Juncker: Als ik het opnieuw zou mogen doen zou ik kritischer en nauwkeuriger kijken naar die afspraken tussen bedrijven en fiscus die nu in opspraak zijn gekomen en zou ik de minister van Financiën meer controle geven over deze fiscale praktijken.
Het was een gekwalificeerde spijtbetuiging. Want Juncker gaf tevens aan dat het toenmalige Luxemburg geen alternatief had. Als armlastig ministaatje had het alleen staal en banken en toen staal wegviel moest er naarstig worden gezocht naar een alternatief. Het werd belastingontwijking, waar Luxemburg met Nederland, Ierland en het Verenigd Koninkrijk wereldleider in is geworden.

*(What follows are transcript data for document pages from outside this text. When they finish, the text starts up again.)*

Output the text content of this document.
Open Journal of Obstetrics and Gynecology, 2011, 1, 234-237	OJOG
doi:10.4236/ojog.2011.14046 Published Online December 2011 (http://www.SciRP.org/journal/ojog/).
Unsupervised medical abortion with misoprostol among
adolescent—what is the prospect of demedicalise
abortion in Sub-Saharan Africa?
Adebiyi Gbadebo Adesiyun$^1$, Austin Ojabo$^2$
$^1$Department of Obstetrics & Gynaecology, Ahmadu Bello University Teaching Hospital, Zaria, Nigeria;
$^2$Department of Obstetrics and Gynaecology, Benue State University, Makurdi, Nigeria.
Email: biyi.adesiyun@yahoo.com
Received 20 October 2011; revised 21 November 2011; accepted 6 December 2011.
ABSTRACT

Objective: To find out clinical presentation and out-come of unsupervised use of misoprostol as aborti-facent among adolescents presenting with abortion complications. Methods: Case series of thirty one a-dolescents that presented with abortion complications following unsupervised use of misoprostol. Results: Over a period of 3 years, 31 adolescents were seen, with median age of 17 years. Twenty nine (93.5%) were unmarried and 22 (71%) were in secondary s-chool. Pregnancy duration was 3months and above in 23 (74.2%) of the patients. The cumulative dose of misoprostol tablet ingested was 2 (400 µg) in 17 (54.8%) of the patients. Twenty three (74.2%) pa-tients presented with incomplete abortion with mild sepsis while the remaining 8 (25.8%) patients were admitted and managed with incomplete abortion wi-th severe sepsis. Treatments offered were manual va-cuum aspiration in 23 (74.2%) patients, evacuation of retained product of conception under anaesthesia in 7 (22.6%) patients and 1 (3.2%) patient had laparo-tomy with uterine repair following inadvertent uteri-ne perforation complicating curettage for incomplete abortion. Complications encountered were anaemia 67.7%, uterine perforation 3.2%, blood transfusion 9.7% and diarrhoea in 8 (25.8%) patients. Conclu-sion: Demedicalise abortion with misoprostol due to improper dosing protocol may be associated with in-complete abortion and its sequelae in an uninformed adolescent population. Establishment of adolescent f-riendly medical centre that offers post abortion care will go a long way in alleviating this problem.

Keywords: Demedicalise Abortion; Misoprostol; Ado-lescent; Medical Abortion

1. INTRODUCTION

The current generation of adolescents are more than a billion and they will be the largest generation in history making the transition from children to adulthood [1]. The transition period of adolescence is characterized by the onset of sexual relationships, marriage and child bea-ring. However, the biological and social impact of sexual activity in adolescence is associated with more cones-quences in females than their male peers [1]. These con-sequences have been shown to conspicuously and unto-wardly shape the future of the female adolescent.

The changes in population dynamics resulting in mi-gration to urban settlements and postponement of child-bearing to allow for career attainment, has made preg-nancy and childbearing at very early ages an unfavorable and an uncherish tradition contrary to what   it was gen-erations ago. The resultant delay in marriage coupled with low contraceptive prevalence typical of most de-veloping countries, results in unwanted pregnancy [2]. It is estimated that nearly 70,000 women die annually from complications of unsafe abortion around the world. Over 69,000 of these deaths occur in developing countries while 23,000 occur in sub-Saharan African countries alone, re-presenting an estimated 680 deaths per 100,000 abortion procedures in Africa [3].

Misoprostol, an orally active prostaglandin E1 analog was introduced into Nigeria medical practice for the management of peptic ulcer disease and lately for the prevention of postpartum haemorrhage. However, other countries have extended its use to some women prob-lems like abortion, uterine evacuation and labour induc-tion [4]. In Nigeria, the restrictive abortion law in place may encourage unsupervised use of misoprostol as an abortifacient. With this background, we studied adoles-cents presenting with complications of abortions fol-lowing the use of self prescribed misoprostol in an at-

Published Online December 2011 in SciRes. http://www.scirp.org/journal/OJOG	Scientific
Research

Juncker: Om onze afhankelijkheid van het bankwezen te verminderen, hebben we met alle middelen – maar geen illegale – geprobeerd om de economie te diversificeren. Soms tegen de wens van onze buurlanden in. Maar het doel was toch echt een bredere economische basis. Het is nooit de bedoeling geweest om andere landen te schaden, ook al hebben buurlanden vaak het tegendeel beweerd.

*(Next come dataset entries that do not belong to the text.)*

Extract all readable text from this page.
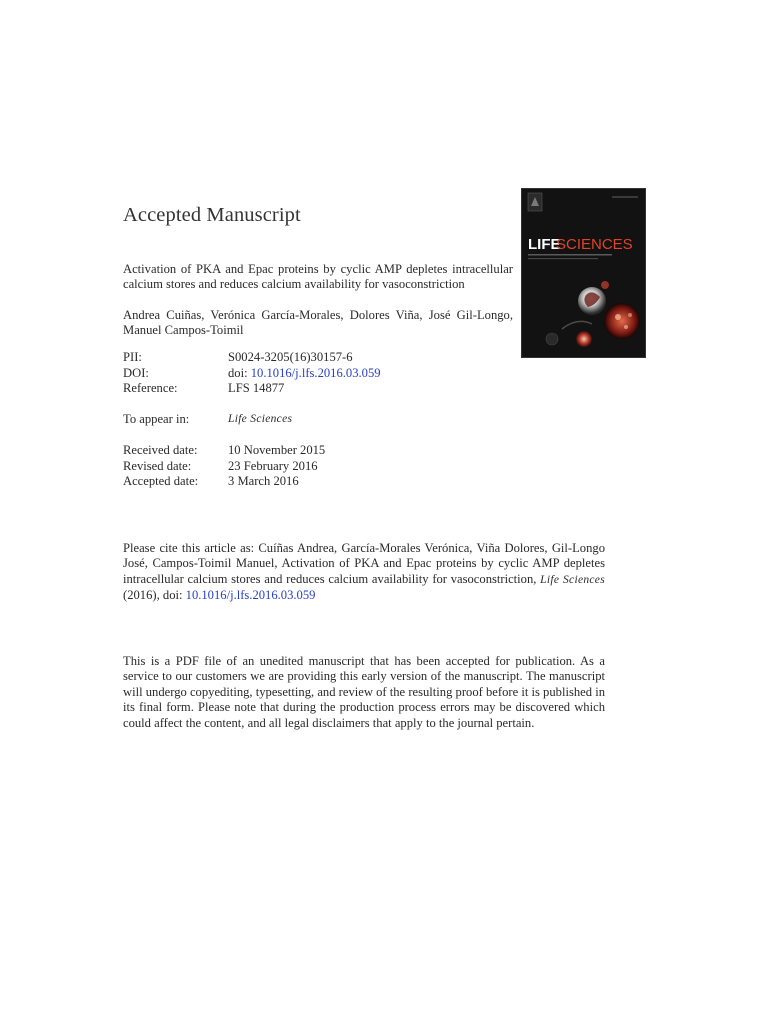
Accepted Manuscript
Activation of PKA and Epac proteins by cyclic AMP depletes intracellular calcium stores and reduces calcium availability for vasoconstriction
Andrea Cuiñas, Verónica García-Morales, Dolores Viña, José Gil-Longo, Manuel Campos-Toimil
PII:	S0024-3205(16)30157-6
DOI:	doi: 10.1016/j.lfs.2016.03.059
Reference:	LFS 14877
To appear in:	Life Sciences
Received date:	10 November 2015
Revised date:	23 February 2016
Accepted date:	3 March 2016
Please cite this article as: Cuíñas Andrea, García-Morales Verónica, Viña Dolores, Gil-Longo José, Campos-Toimil Manuel, Activation of PKA and Epac proteins by cyclic AMP depletes intracellular calcium stores and reduces calcium availability for vasoconstriction, Life Sciences (2016), doi: 10.1016/j.lfs.2016.03.059
This is a PDF file of an unedited manuscript that has been accepted for publication. As a service to our customers we are providing this early version of the manuscript. The manuscript will undergo copyediting, typesetting, and review of the resulting proof before it is published in its final form. Please note that during the production process errors may be discovered which could affect the content, and all legal disclaimers that apply to the journal pertain.
LIFE
SCIENCES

Maar Juncker de overlevingspoliticus zou Juncker niet zijn als het interview geen giftig angeltje bevatte.
Juncker: Ik ben niet boos maar wel een beetje teleurgesteld dat alleen Luxemburg nu wegens belastingontwijking onder vuur ligt. 6 november presenteerde de Nederlandse Rekenkamer een publiek rapport over belastingontwijking in Nederland. Daarin werd geconcludeerd dat multinationals in Nederland minder dan een procent belasting betalen. Maar daar heeft niemand het over.
Juncker verwijst naar het onderzoek dat de Algemene Rekenkamer op verzoek van de Tweede Kamer naar belastingontwijking in Nederland heeft gedaan. Het had het slotakkoord in het lopende debat over het Nederlandse belastingparadijs moeten worden. Het werd echter gelijktijdig met #LuxLeaks gepresenteerd en daar volledig door overstemd.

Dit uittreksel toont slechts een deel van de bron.